Torri Forbes suffers from acute gephyrophobia, an intense fear of bridges that causes severe anxiety and even panic attacks.
Forbes says a bridge collapsing under her, as happened last week in Pittsburgh, Pennsylvania, is her worst nightmare.
Inside Edition was with Forbes as she crossed the Delaware Memorial Bridge, a dual span suspension bridge that has four lanes going each way.
"I'm scared to death about what I'm about to do," she said.
The bridge is two miles long and stands 174 feet above the Delaware River. Notorious for its high winds, the bridge can be truly terrifying for any motorist to drive across, but that's especially true for someone like Forbes.
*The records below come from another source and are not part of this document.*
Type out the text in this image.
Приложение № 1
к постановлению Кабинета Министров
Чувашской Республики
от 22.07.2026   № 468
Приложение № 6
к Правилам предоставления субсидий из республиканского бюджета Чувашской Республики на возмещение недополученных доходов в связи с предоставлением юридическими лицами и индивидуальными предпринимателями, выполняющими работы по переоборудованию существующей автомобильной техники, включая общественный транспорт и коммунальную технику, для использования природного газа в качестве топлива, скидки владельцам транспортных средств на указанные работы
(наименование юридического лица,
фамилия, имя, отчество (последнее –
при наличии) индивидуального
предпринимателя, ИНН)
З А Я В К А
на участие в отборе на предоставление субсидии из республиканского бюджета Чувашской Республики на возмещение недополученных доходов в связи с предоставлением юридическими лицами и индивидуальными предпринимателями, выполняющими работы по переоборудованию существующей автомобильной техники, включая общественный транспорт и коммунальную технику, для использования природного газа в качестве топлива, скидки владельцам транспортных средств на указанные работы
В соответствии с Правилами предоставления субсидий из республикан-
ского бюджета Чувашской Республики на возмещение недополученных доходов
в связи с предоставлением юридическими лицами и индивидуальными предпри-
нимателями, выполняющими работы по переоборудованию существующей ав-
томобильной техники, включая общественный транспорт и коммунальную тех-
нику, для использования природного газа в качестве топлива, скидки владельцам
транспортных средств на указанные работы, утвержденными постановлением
The Delaware River and Bay Authority Police Department offers a police escort to those like Forbes, who need a helping hand to cross it.
"We have a marked car that's in front and then we have a vehicle behind and then we essentially allow them to drive, but we escort them across and make sure it is safe," Lt. Christopher Field told Inside Edition.
As Inside Edition crossed the bridge with Forbes, it became clear that she was suffering from severe anxiety and was on the brink of a panic attack.
"Oh my God! I hate this so bad. This is horrible," she said through tears.
After several minutes, Forbes made it across the bridge and was able to breathe again. But just one day later, she found herself at the Chesapeake Bay Bridge in Maryland.
"I don't know if i can do this," she said.
The steel behemoth is 4.3 miles long and at its highest point, stands 200 feet above the water. The low guard rails and narrow lanes add to the reason many consider the bridge to be one of the scariest in the U.S.
"Oh my God, it's huge!" she exclaimed when seeing the bridge.
Part way across, she began hyperventilating and asking where she could pull off. But there was no police escort available at this crossing and so she had to make it all on her own.
Finally, at the other side, she said, "I can't believe I just drove over that bridge. It's huge!"
Though she hasn't conquered her fear, Forbes has at least faced it, but is drawing the line. "I'm not going back across that bridge ever!" she said.